The options for candidates of conscience are still limited to specific parties, in essence remaining a two-party system. In accomplishing goals, whether public or private, program management or project development often includes a third-party neutral, tasked with bringing the diverse interests and groups together and align them with the needs of the program or project – egos and special interests are moot. Perhaps a viable third-party can emerge in Arizona.

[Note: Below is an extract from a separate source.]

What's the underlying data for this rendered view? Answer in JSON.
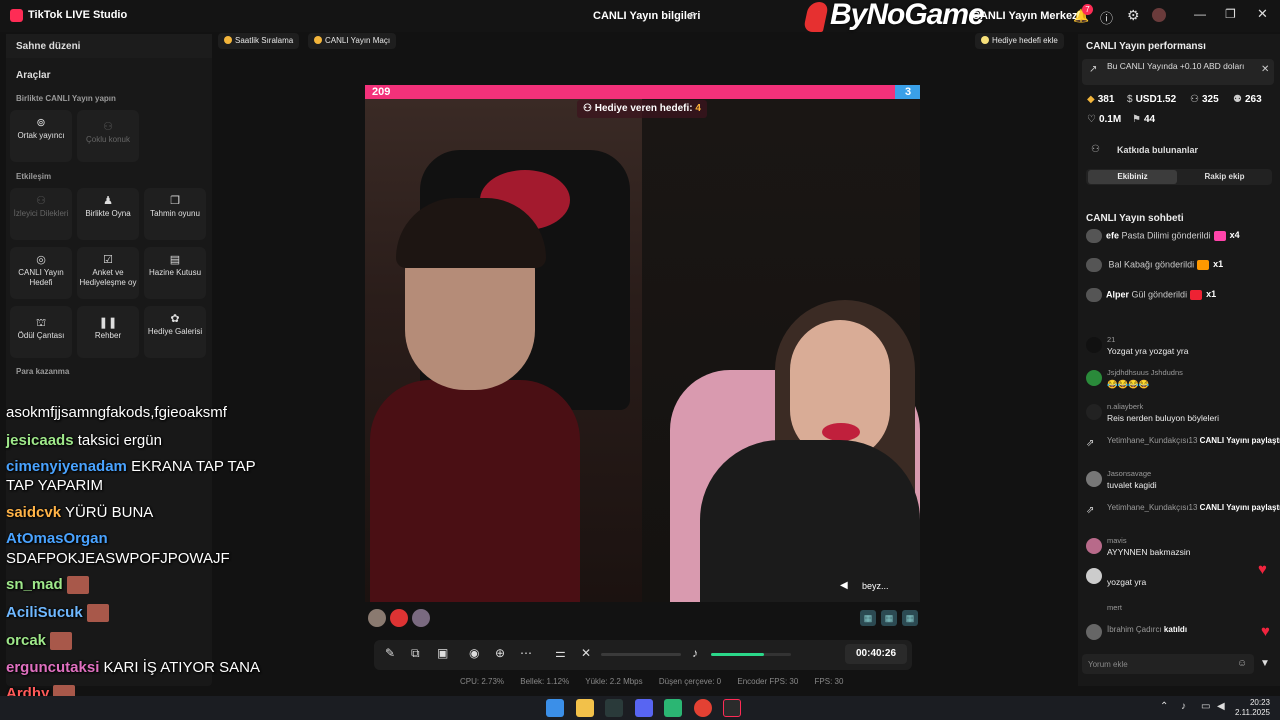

How might this happen and why? The number of registered ‘independent’ voters is on the rise, already having reached 33% in 2018, up from just over 11% in 1988. Still, there is no official Independent Party registered in Arizona. Just last year it would have only taken 20,086 signatures. Now, the population increase (many potential Independents) has caused that requirement to rise to 30,894 signatures. The influx of younger progressive voters might sway the conservative retirees who are also flocking to Arizona. Only time will tell. Something needs to happen, but will it? We need candidates of conscience and a platform for them to stand firm.